DeSantis a été explicite sur l'ampleur de sa vision : « Ce qui est nécessaire, c'est la fin du régime, pas seulement réorganiser les chaises sur le Titanic ». Il a ajouté : « Si Cuba était libre, ce serait un pays incroyablement prospère ».
Pression coordonnée depuis Washington et Tallahassee
La signature de la loi se produit dans une semaine de pression intense sur La Havane. Le 1er mai, le président Donald Trump a signé l'Ordonnance Exécutive 14404, qui élargit les sanctions contre le régime cubain et déclare une urgence nationale en raison des politiques de Cuba, qualifiées de « menace inhabituelle et extraordinaire » pour les États-Unis.
Le 7 mai, le secrétaire d'État Marco Rubio a annoncé des sanctions spécifiques contre GAESA, le conglomérat militaire qui contrôle entre 40 % et 70 % de l'économie cubaine, sa présidente exécutive Ania Guillermina Lastres Morera, et l'entreprise d'État minière Moa Nickel S.A.

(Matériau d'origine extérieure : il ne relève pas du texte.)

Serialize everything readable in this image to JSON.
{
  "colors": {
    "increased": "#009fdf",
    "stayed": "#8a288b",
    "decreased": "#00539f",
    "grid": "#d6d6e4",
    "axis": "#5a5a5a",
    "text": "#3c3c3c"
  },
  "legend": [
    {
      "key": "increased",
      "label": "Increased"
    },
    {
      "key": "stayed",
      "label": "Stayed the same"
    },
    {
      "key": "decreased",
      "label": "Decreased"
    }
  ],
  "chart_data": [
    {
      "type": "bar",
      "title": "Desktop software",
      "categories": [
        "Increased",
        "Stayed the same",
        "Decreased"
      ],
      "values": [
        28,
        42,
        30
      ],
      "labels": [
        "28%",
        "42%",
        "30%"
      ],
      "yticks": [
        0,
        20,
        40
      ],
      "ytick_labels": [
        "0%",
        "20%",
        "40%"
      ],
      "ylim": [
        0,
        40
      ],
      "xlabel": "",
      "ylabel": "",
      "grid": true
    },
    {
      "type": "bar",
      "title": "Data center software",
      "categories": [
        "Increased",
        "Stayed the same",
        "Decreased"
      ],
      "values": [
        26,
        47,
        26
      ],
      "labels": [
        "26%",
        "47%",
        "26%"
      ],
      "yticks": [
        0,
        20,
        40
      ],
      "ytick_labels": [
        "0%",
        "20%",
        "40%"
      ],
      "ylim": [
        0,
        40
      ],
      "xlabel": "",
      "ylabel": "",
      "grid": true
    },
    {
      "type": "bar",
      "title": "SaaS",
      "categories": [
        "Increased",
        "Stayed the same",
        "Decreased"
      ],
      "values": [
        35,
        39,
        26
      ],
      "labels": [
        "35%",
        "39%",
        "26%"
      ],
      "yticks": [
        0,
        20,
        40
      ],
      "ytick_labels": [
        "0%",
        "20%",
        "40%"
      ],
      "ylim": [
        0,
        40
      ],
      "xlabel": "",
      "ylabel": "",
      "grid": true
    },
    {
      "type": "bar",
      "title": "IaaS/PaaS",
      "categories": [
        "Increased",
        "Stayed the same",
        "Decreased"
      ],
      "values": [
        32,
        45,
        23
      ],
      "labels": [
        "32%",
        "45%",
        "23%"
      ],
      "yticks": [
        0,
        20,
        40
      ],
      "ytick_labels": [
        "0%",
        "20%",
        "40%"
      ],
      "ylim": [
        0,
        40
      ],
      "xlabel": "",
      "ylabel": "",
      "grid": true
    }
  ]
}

Les entreprises étrangères ont jusqu'au 5 juin 2026 pour mettre fin à leurs activités avec des entités cubaines sanctionnées, dans le cadre d'une stratégie de pression maximale coordonnée entre l'administration Trump et le gouvernement de Floride.
La loi HB 905 entrera en vigueur le 1er juillet 2026. Avec elle, la Floride renforce son rôle de bastion anti-communiste et, selon ses propres législateurs, devient l'État le mieux préparé à réagir rapidement à un éventuel changement de régime à La Havane.